Así, con el paso de los años el Hotel Ibiza llegó a una situación «insostenible» a pesar de que sólo sus instalaciones suponían la cuarta parte de toda las plazas disponibles en la isla. Por ello, Planells Ferrer comienza una intensa labor de promoción turística en prensa nacional y extranjera y en las proyecciones de cines y teatros como el Liceu de Barcelona que consigue un apreciable incremento de clientes.

Sin embargo, nuevos problemas, «como la falta de mano de obra profesional, la competencia desleal, la desconfianza del régimen franquista» provocan que Planells Ferrer acabe traspasando el negocio en 1958. Es el momento en el que pasa a llamarse Hotel Montesol bajo la dirección de una empresa madrileña que ya tenía un establecimiento hotelero con el mismo nombre en la capital de España.

Portada de calendario

A pesar del cambio de nombre y sus distintos vaivenes sigue manteniendo su enorme prestigio a nivel nacional e internacional. El hotel se convierte en uno de los iconos de Ibiza, siendo una de las postales más repetidas por los turistas e, incluso, el fotógrafo catalán Toni Riera lo elige como portada de uno de los calendarios más icónicos de la discoteca Pacha en el año 1967. Es el tiempo en el que Eivissa vive una auténtica revolución turística y son muchos los que acuden a la terraza del hotel, entre ellos Carolina de Mónaco, Orson Welles o el mítico grupo de música Pink Floyd.

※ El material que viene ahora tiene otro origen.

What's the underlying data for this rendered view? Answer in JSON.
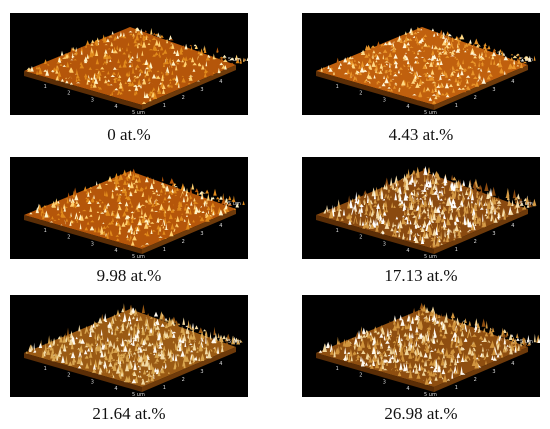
{
  "panels": [
    {
      "caption": "0 at.%",
      "base": "#b5560a",
      "mid": "#e08a1c",
      "high": "#ffd070",
      "peak": "#fff4c8",
      "density": 0.55,
      "roughness": 0.45
    },
    {
      "caption": "4.43 at.%",
      "base": "#c0600e",
      "mid": "#e8952a",
      "high": "#ffd985",
      "peak": "#fff6d8",
      "density": 0.7,
      "roughness": 0.35
    },
    {
      "caption": "9.98 at.%",
      "base": "#b5560a",
      "mid": "#e08a1c",
      "high": "#ffd070",
      "peak": "#fff4c8",
      "density": 0.65,
      "roughness": 0.5
    },
    {
      "caption": "17.13 at.%",
      "base": "#8a4a10",
      "mid": "#d49a45",
      "high": "#f6deab",
      "peak": "#ffffff",
      "density": 0.85,
      "roughness": 0.75
    },
    {
      "caption": "21.64 at.%",
      "base": "#9a5a14",
      "mid": "#d9a650",
      "high": "#f3dba5",
      "peak": "#fffaf0",
      "density": 0.75,
      "roughness": 0.7
    },
    {
      "caption": "26.98 at.%",
      "base": "#8e4e10",
      "mid": "#d1953e",
      "high": "#f1d59a",
      "peak": "#fffaf0",
      "density": 0.8,
      "roughness": 0.7
    }
  ],
  "axis_labels": {
    "unit": "5 um",
    "ticks_left": [
      "1",
      "2",
      "3",
      "4"
    ],
    "ticks_right": [
      "1",
      "2",
      "3",
      "4"
    ]
  }
}
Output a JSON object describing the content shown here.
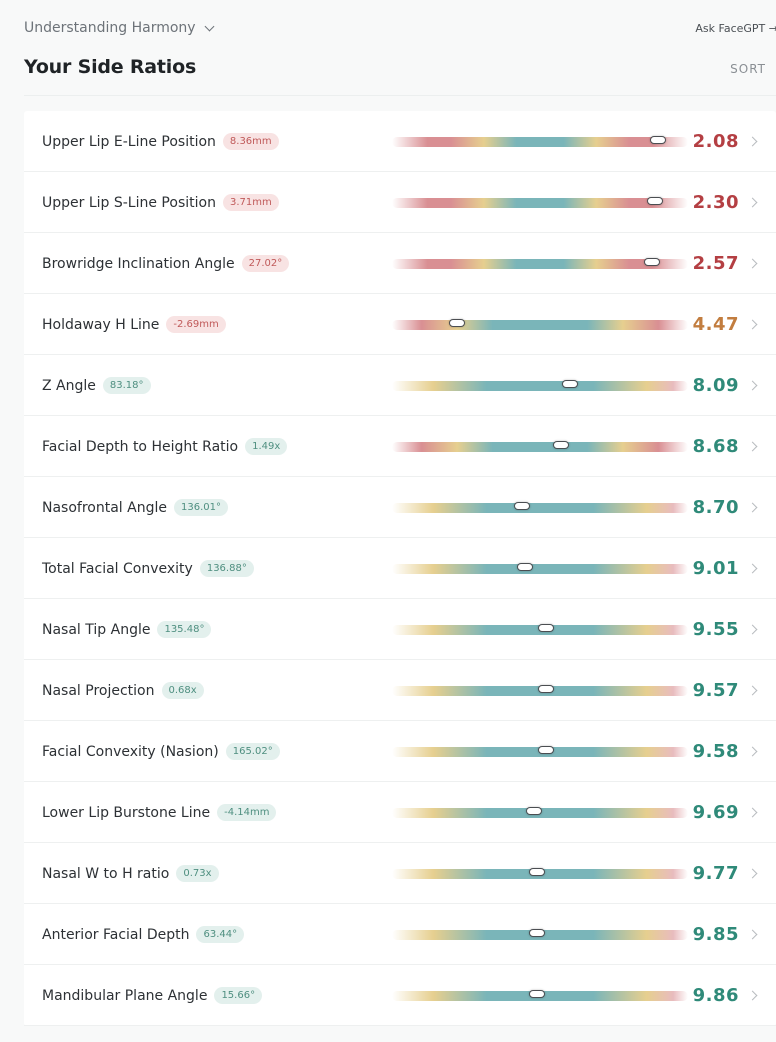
{
  "topbar": {
    "section": "Understanding Harmony",
    "ask": "Ask FaceGPT →"
  },
  "header": {
    "title": "Your Side Ratios",
    "sort": "SORT"
  },
  "colors": {
    "red": "#d98f93",
    "yellow": "#e6cf8f",
    "teal": "#7ab5b9",
    "score_red": "#b43f43",
    "score_orange": "#c27d3f",
    "score_green": "#2f8a79"
  },
  "ratios": [
    {
      "name": "Upper Lip E-Line Position",
      "value": "8.36mm",
      "score": "2.08",
      "level": "red",
      "grad": "wide",
      "marker": 0.9
    },
    {
      "name": "Upper Lip S-Line Position",
      "value": "3.71mm",
      "score": "2.30",
      "level": "red",
      "grad": "wide",
      "marker": 0.89
    },
    {
      "name": "Browridge Inclination Angle",
      "value": "27.02°",
      "score": "2.57",
      "level": "red",
      "grad": "wide",
      "marker": 0.88
    },
    {
      "name": "Holdaway H Line",
      "value": "-2.69mm",
      "score": "4.47",
      "level": "orange",
      "grad": "mid",
      "marker": 0.22
    },
    {
      "name": "Z Angle",
      "value": "83.18°",
      "score": "8.09",
      "level": "green",
      "grad": "soft",
      "marker": 0.6
    },
    {
      "name": "Facial Depth to Height Ratio",
      "value": "1.49x",
      "score": "8.68",
      "level": "green",
      "grad": "mid",
      "marker": 0.57
    },
    {
      "name": "Nasofrontal Angle",
      "value": "136.01°",
      "score": "8.70",
      "level": "green",
      "grad": "soft",
      "marker": 0.44
    },
    {
      "name": "Total Facial Convexity",
      "value": "136.88°",
      "score": "9.01",
      "level": "green",
      "grad": "soft",
      "marker": 0.45
    },
    {
      "name": "Nasal Tip Angle",
      "value": "135.48°",
      "score": "9.55",
      "level": "green",
      "grad": "soft",
      "marker": 0.52
    },
    {
      "name": "Nasal Projection",
      "value": "0.68x",
      "score": "9.57",
      "level": "green",
      "grad": "soft",
      "marker": 0.52
    },
    {
      "name": "Facial Convexity (Nasion)",
      "value": "165.02°",
      "score": "9.58",
      "level": "green",
      "grad": "soft",
      "marker": 0.52
    },
    {
      "name": "Lower Lip Burstone Line",
      "value": "-4.14mm",
      "score": "9.69",
      "level": "green",
      "grad": "soft",
      "marker": 0.48
    },
    {
      "name": "Nasal W to H ratio",
      "value": "0.73x",
      "score": "9.77",
      "level": "green",
      "grad": "soft",
      "marker": 0.49
    },
    {
      "name": "Anterior Facial Depth",
      "value": "63.44°",
      "score": "9.85",
      "level": "green",
      "grad": "soft",
      "marker": 0.49
    },
    {
      "name": "Mandibular Plane Angle",
      "value": "15.66°",
      "score": "9.86",
      "level": "green",
      "grad": "soft",
      "marker": 0.49
    }
  ]
}
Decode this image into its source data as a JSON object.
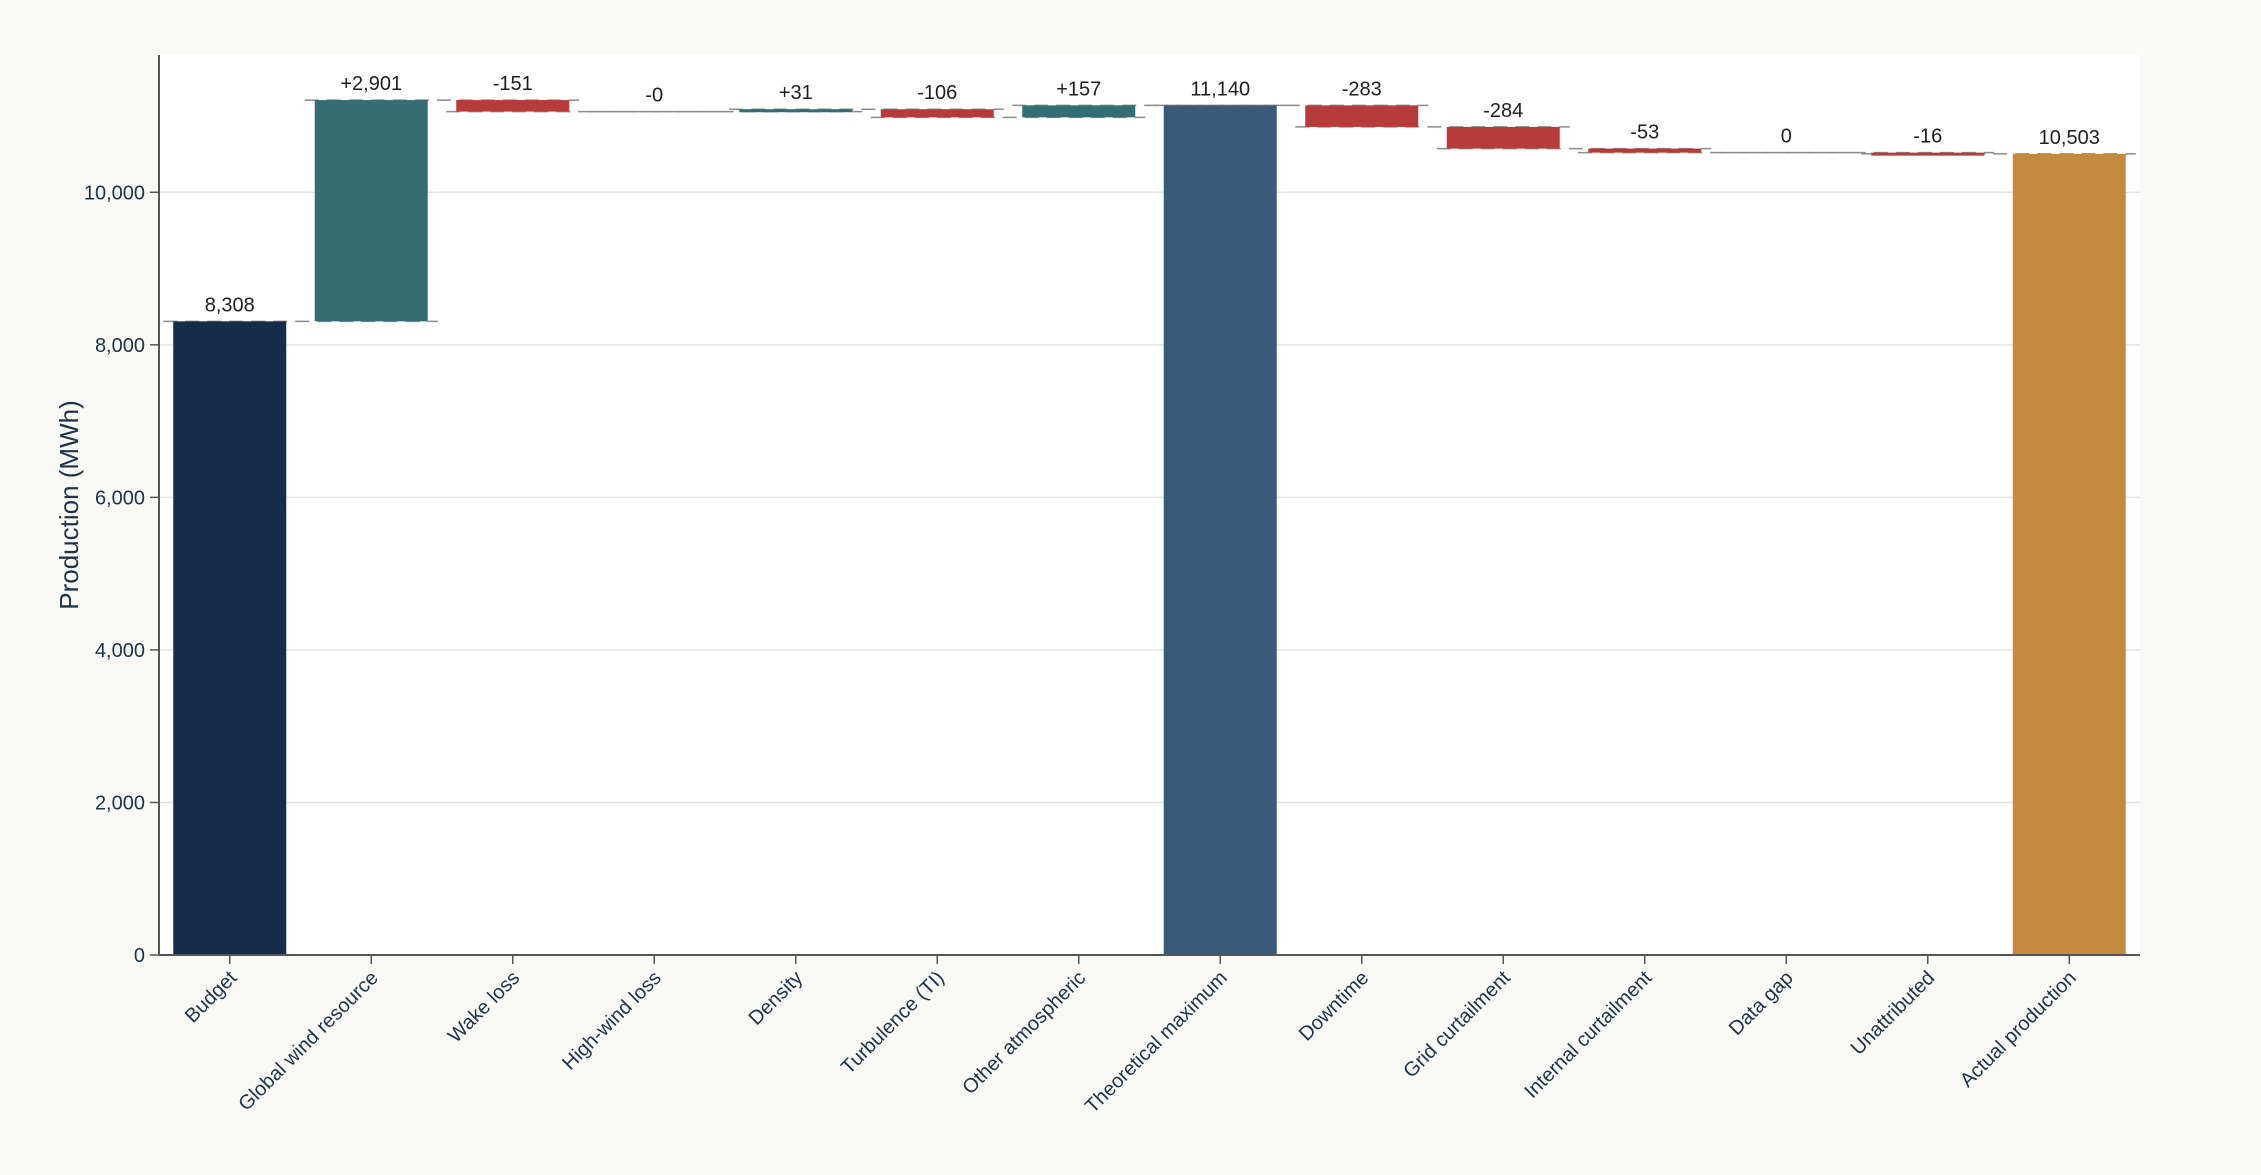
{
  "chart_data": {
    "type": "waterfall",
    "ylabel": "Production (MWh)",
    "ylim": [
      0,
      11800
    ],
    "yticks": [
      0,
      2000,
      4000,
      6000,
      8000,
      10000
    ],
    "grid": true,
    "steps": [
      {
        "category": "Budget",
        "kind": "total",
        "value": 8308,
        "label": "8,308",
        "color": "#162d49"
      },
      {
        "category": "Global wind resource",
        "kind": "delta",
        "value": 2901,
        "label": "+2,901",
        "color": "#346e72"
      },
      {
        "category": "Wake loss",
        "kind": "delta",
        "value": -151,
        "label": "-151",
        "color": "#b83b3b"
      },
      {
        "category": "High-wind loss",
        "kind": "delta",
        "value": 0,
        "label": "-0",
        "color": "#b83b3b"
      },
      {
        "category": "Density",
        "kind": "delta",
        "value": 31,
        "label": "+31",
        "color": "#346e72"
      },
      {
        "category": "Turbulence (TI)",
        "kind": "delta",
        "value": -106,
        "label": "-106",
        "color": "#b83b3b"
      },
      {
        "category": "Other atmospheric",
        "kind": "delta",
        "value": 157,
        "label": "+157",
        "color": "#346e72"
      },
      {
        "category": "Theoretical maximum",
        "kind": "total",
        "value": 11140,
        "label": "11,140",
        "color": "#3b5a79"
      },
      {
        "category": "Downtime",
        "kind": "delta",
        "value": -283,
        "label": "-283",
        "color": "#b83b3b"
      },
      {
        "category": "Grid curtailment",
        "kind": "delta",
        "value": -284,
        "label": "-284",
        "color": "#b83b3b"
      },
      {
        "category": "Internal curtailment",
        "kind": "delta",
        "value": -53,
        "label": "-53",
        "color": "#b83b3b"
      },
      {
        "category": "Data gap",
        "kind": "delta",
        "value": 0,
        "label": "0",
        "color": "#b83b3b"
      },
      {
        "category": "Unattributed",
        "kind": "delta",
        "value": -16,
        "label": "-16",
        "color": "#b83b3b"
      },
      {
        "category": "Actual production",
        "kind": "total",
        "value": 10503,
        "label": "10,503",
        "color": "#c48a3f"
      }
    ]
  }
}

Sin embargo, el tiempo no perdona y comienza a hacer estragos en sus instalaciones. Tal vez por ello, es renovado completamente en el año 1996 para acoger sus 55 habitaciones actuales, de las que 34 son dobles y 21 de ellas individuales. Además, hace menos de un año su cafetería fue reformada para ajustarse a los cánones actuales pero sin perder un ápice de su antiguo encanto. Un encanto que no ha impedido que, después de 81 años, el hotel más icónico de Eivissa esté en serio peligro.